Social anxiety has been a pain in my ass for the last five years of my life. It has prevented me from doing things I enjoy and even from making friends. Over the years, I found ways of coping with my social anxiety that have allowed me to be in situations that would have previously led to a sweating, crying, panicky mess.
Today, when anxiety creeps up and tries to stop me in my tracks, I remind myself of all the techniques that keep me calm and level-headed when it matters most. My family went to the Houston Rodeo with me over spring break and, at one point, I got left behind while at the chicken exhibit. I was marveling at a chicken with really crazy feathers and when I turned around, was shocked to find that my family was nowhere in sight. My heart started racing and sweat beads formed on the bridge of my nose. I felt alone, unsafe and overwhelmingly anxious.
I love the rodeo and go every year. But with a crowd of up to 185,000 people, I had to set myself up for success before entering the event.
Luckily, I prepared for this. When planning an outing to any large event, I always make sure to go with people whom I trust. This is my way of making sure that should things go downhill, someone will be there instead of ditching me the first time they see a souvenir margarita for sale. By going with trusted family or friends, there’s a safety net and it immediately reduces my anxiety.
Large crowds give me anxiety in part because they make me feel powerless. When going into a situation that will probably make me feel that way, creating an exit plan helps me feel more in control and calmer about the event overall.
Once I get to an event, I immediately scope out areas that have fewer people so that in the event that I get overwhelmed, I can make my way to those areas to recover. I have actually run into Port-A-Potty to get away from the crowds before. When it comes to anxiety, especially anxiety that escalates quickly, it’s helpful to be ready to do whatever it takes.
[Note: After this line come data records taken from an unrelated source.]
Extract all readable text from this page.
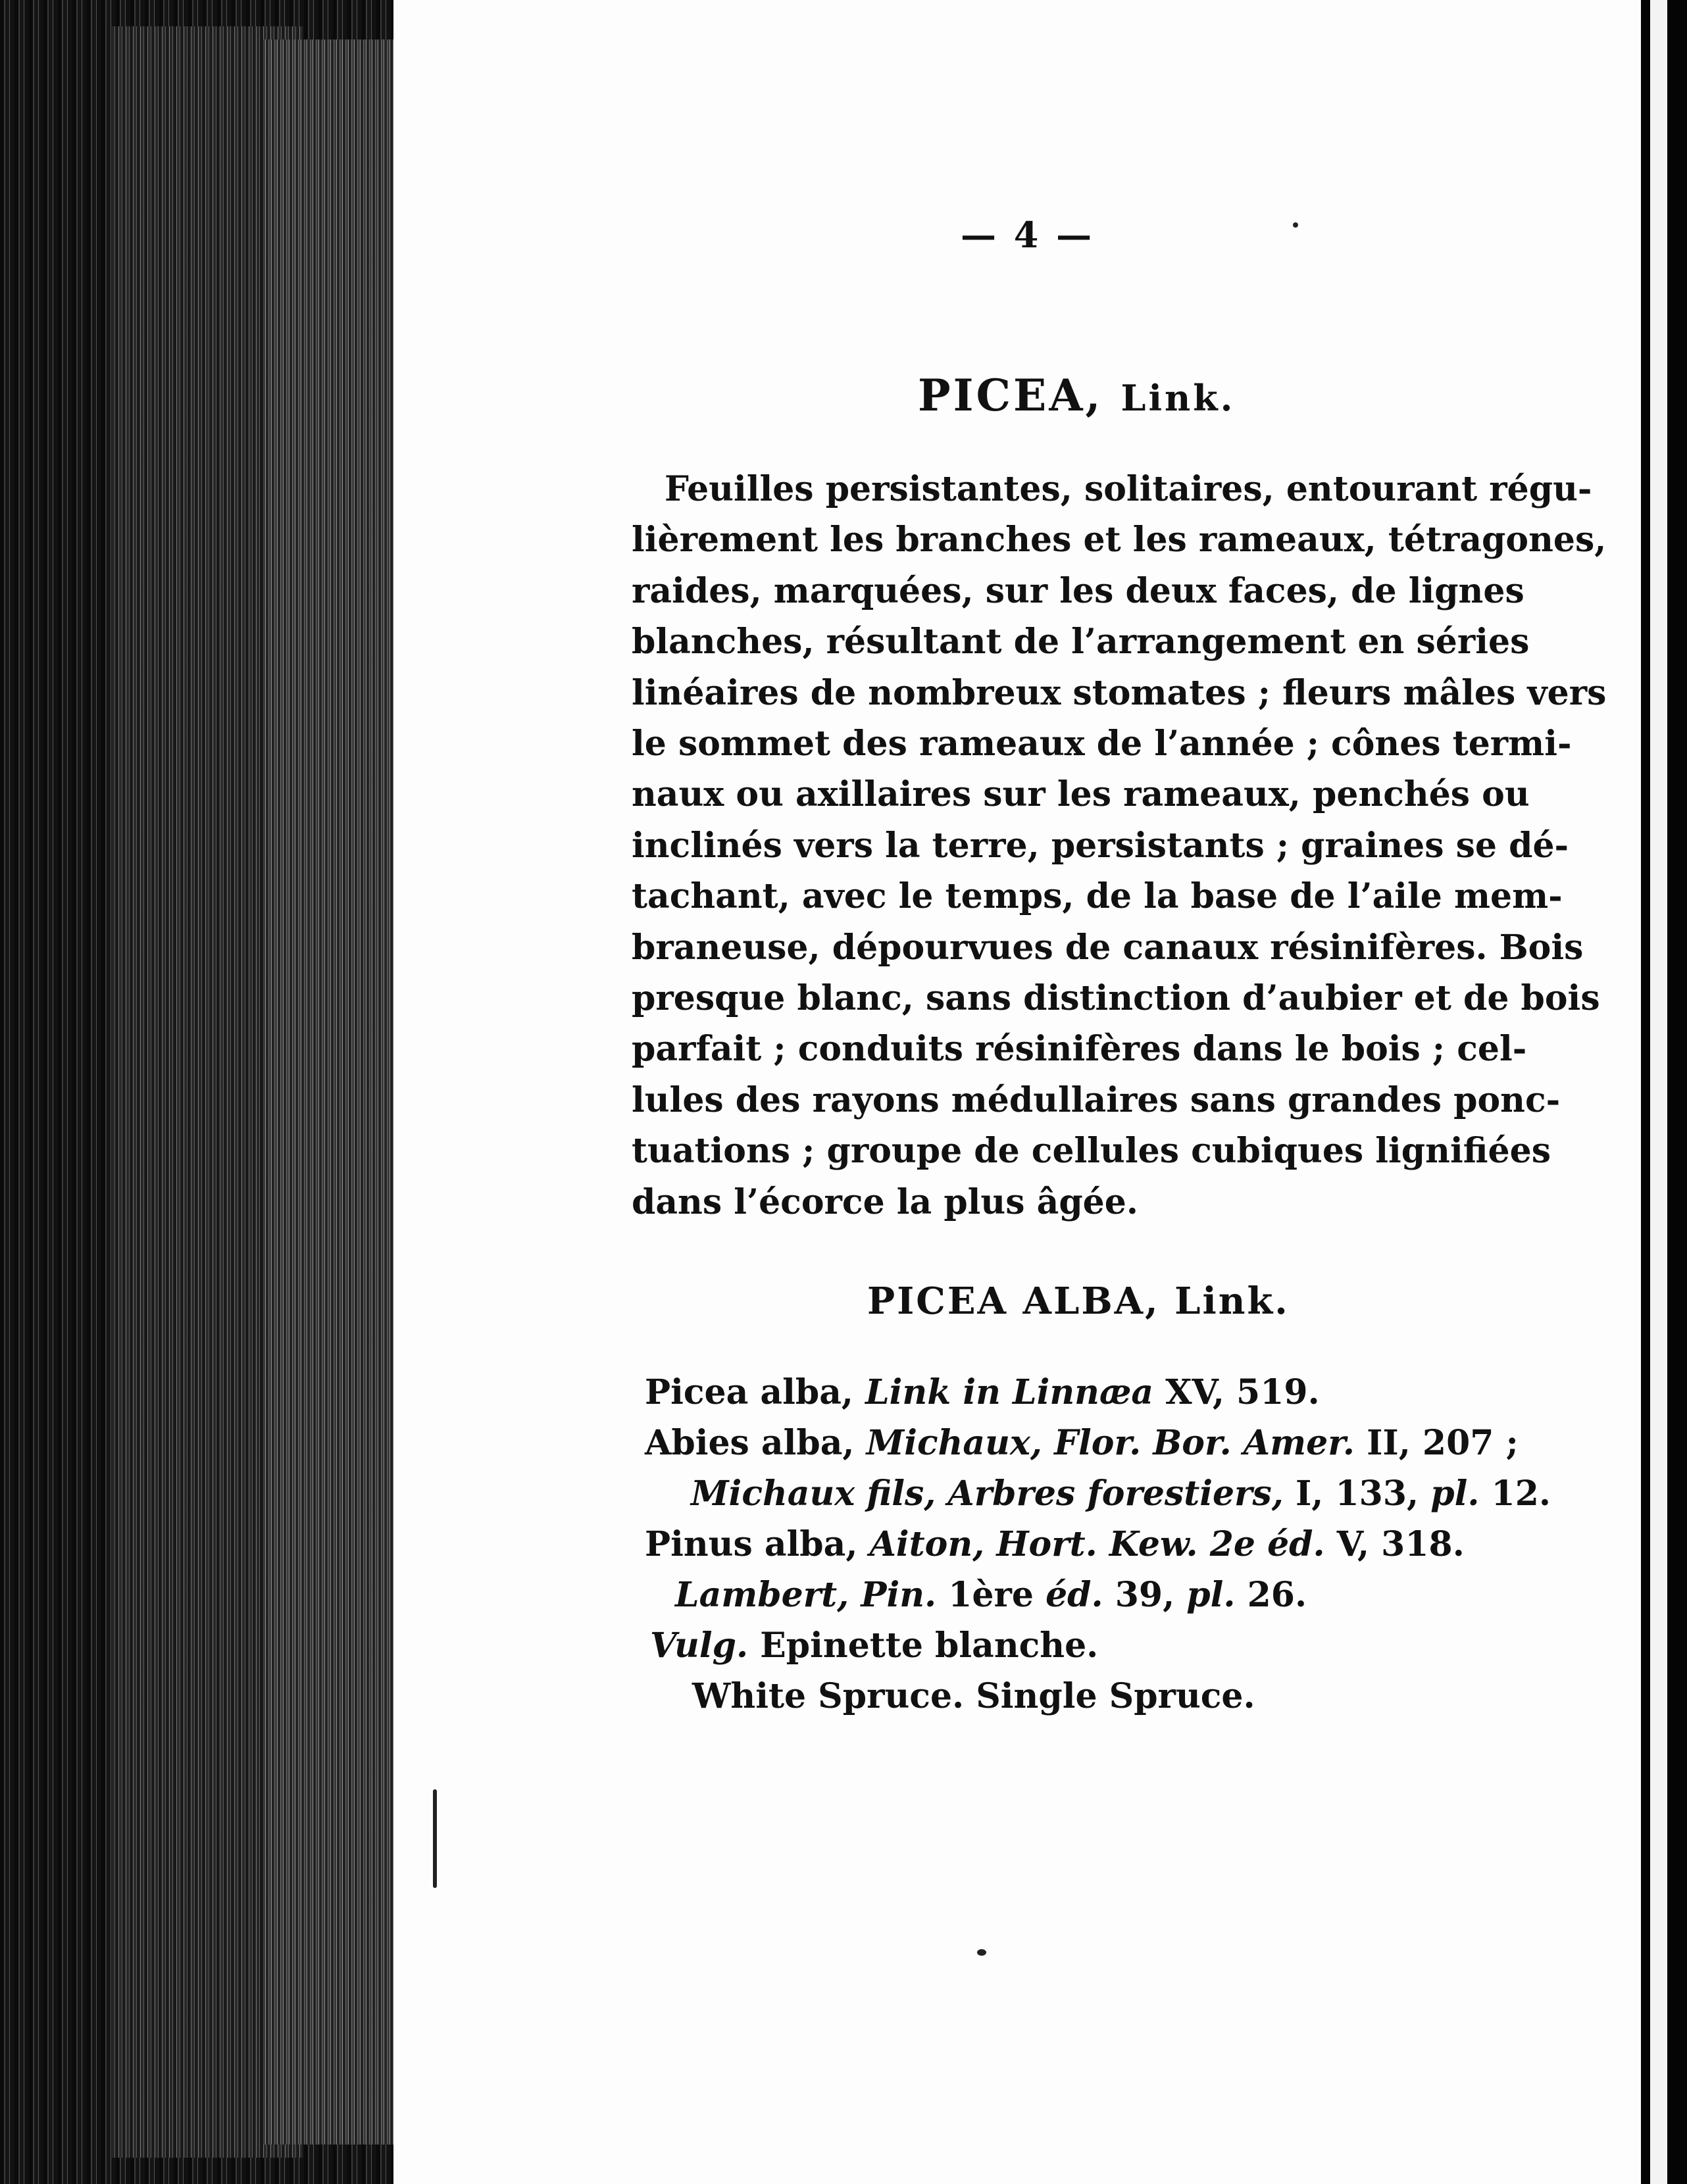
— 4 —
PICEA, Link.

Feuilles persistantes, solitaires, entourant régu-
lièrement les branches et les rameaux, tétragones,
raides, marquées, sur les deux faces, de lignes
blanches, résultant de l’arrangement en séries
linéaires de nombreux stomates ; fleurs mâles vers
le sommet des rameaux de l’année ; cônes termi-
naux ou axillaires sur les rameaux, penchés ou
inclinés vers la terre, persistants ; graines se dé-
tachant, avec le temps, de la base de l’aile mem-
braneuse, dépourvues de canaux résinifères. Bois
presque blanc, sans distinction d’aubier et de bois
parfait ; conduits résinifères dans le bois ; cel-
lules des rayons médullaires sans grandes ponc-
tuations ; groupe de cellules cubiques lignifiées
dans l’écorce la plus âgée.

PICEA ALBA, Link.
Picea alba, Link in Linnæa XV, 519.
Abies alba, Michaux, Flor. Bor. Amer. II, 207 ;
Michaux fils, Arbres forestiers, I, 133, pl. 12.
Pinus alba, Aiton, Hort. Kew. 2e éd. V, 318.
Lambert, Pin. 1ère éd. 39, pl. 26.
Vulg. Epinette blanche.
White Spruce. Single Spruce.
Despite all my planning, in the moment I was still unable to control my anxiety. When this happened, I had to resort to a grounding technique I have been using for years — breathing. The tactic sounds self-explanatory, but it isn’t just as easy as breathing in and out at any rate. Breathing in for three seconds and exhaling for five allows me to slow down my breathing and focus on a relatively simple task rather than my racing thoughts, giving my brain the time it needs to slow down.
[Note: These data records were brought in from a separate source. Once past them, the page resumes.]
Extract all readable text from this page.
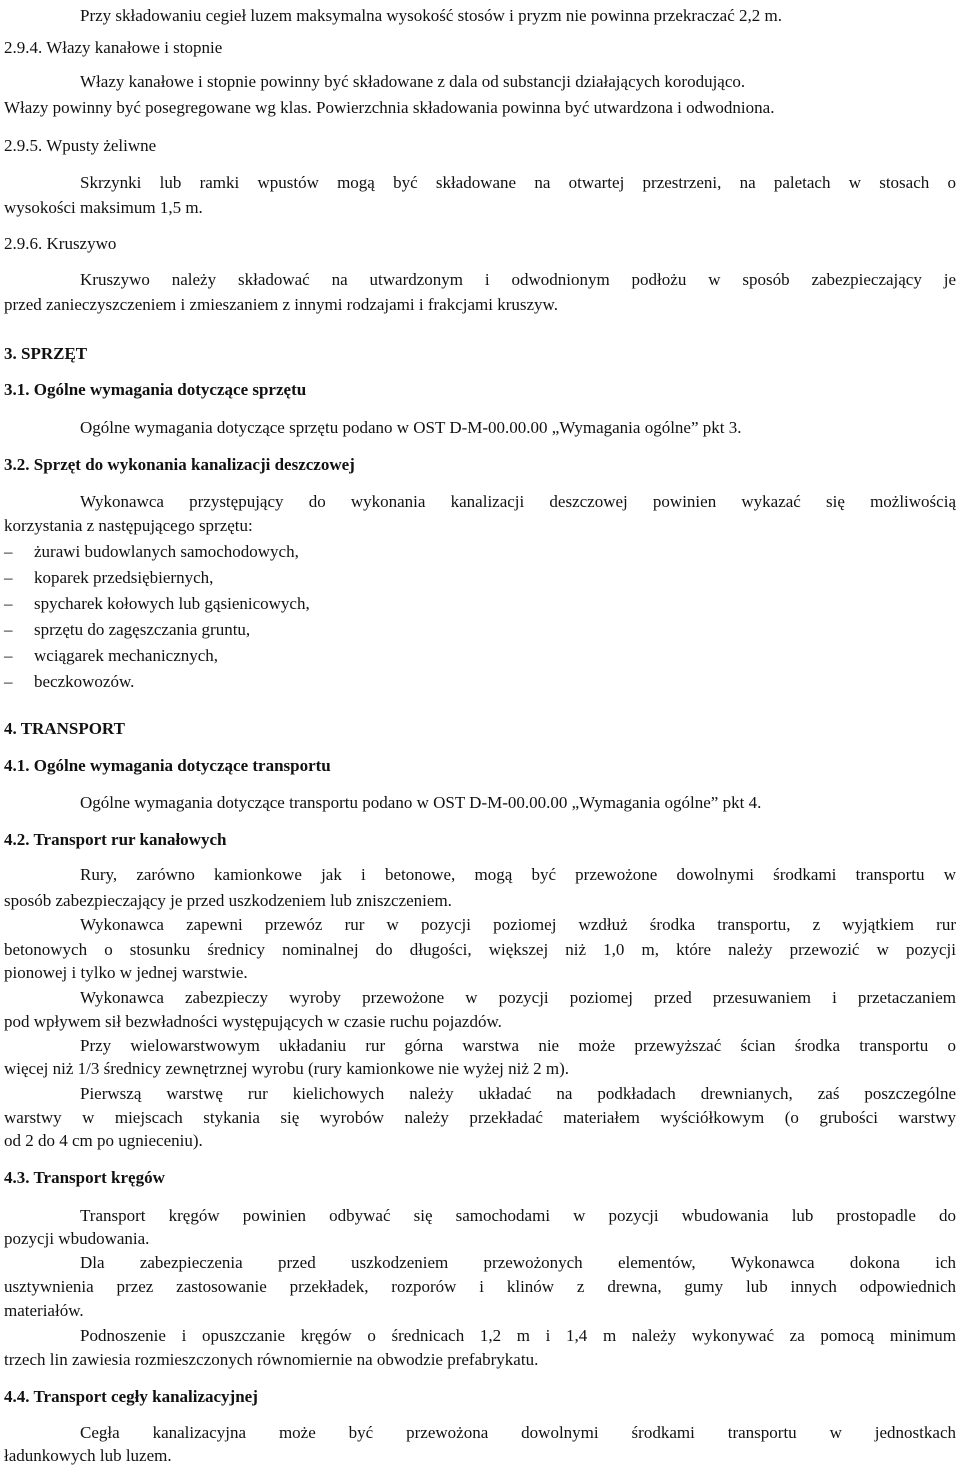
Przy składowaniu cegieł luzem maksymalna wysokość stosów i pryzm nie powinna przekraczać 2,2 m.
2.9.4. Włazy kanałowe i stopnie
Włazy kanałowe i stopnie powinny być składowane z dala od substancji działających korodująco.
Włazy powinny być posegregowane wg klas. Powierzchnia składowania powinna być utwardzona i odwodniona.
2.9.5. Wpusty żeliwne
Skrzynki lub ramki wpustów mogą być składowane na otwartej przestrzeni, na paletach w stosach o
wysokości maksimum 1,5 m.
2.9.6. Kruszywo
Kruszywo należy składować na utwardzonym i odwodnionym podłożu w sposób zabezpieczający je
przed zanieczyszczeniem i zmieszaniem z innymi rodzajami i frakcjami kruszyw.
3. SPRZĘT
3.1. Ogólne wymagania dotyczące sprzętu
Ogólne wymagania dotyczące sprzętu podano w OST D-M-00.00.00 „Wymagania ogólne” pkt 3.
3.2. Sprzęt do wykonania kanalizacji deszczowej
Wykonawca przystępujący do wykonania kanalizacji deszczowej powinien wykazać się możliwością
korzystania z następującego sprzętu:
– żurawi budowlanych samochodowych,
– koparek przedsiębiernych,
– spycharek kołowych lub gąsienicowych,
– sprzętu do zagęszczania gruntu,
– wciągarek mechanicznych,
– beczkowozów.
4. TRANSPORT
4.1. Ogólne wymagania dotyczące transportu
Ogólne wymagania dotyczące transportu podano w OST D-M-00.00.00 „Wymagania ogólne” pkt 4.
4.2. Transport rur kanałowych
Rury, zarówno kamionkowe jak i betonowe, mogą być przewożone dowolnymi środkami transportu w
sposób zabezpieczający je przed uszkodzeniem lub zniszczeniem.
Wykonawca zapewni przewóz rur w pozycji poziomej wzdłuż środka transportu, z wyjątkiem rur
betonowych o stosunku średnicy nominalnej do długości, większej niż 1,0 m, które należy przewozić w pozycji
pionowej i tylko w jednej warstwie.
Wykonawca zabezpieczy wyroby przewożone w pozycji poziomej przed przesuwaniem i przetaczaniem
pod wpływem sił bezwładności występujących w czasie ruchu pojazdów.
Przy wielowarstwowym układaniu rur górna warstwa nie może przewyższać ścian środka transportu o
więcej niż 1/3 średnicy zewnętrznej wyrobu (rury kamionkowe nie wyżej niż 2 m).
Pierwszą warstwę rur kielichowych należy układać na podkładach drewnianych, zaś poszczególne
warstwy w miejscach stykania się wyrobów należy przekładać materiałem wyściółkowym (o grubości warstwy
od 2 do 4 cm po ugnieceniu).
4.3. Transport kręgów
Transport kręgów powinien odbywać się samochodami w pozycji wbudowania lub prostopadle do
pozycji wbudowania.
Dla zabezpieczenia przed uszkodzeniem przewożonych elementów, Wykonawca dokona ich
usztywnienia przez zastosowanie przekładek, rozporów i klinów z drewna, gumy lub innych odpowiednich
materiałów.
Podnoszenie i opuszczanie kręgów o średnicach 1,2 m i 1,4 m należy wykonywać za pomocą minimum
trzech lin zawiesia rozmieszczonych równomiernie na obwodzie prefabrykatu.
4.4. Transport cegły kanalizacyjnej
Cegła kanalizacyjna może być przewożona dowolnymi środkami transportu w jednostkach
ładunkowych lub luzem.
Finding the techniques that work for me allows me to enjoy my life in a way that I haven’t been able to for years. It’s important to note the strategies that work for me may not for everyone, and it’s crucial to talk to a professional. Listening to your mind and body will also help reveal which techniques work best for you.
Today, I have the ability live my life to the fullest despite the anxiety that used to dictate my every move. Social anxiety, you no longer control me.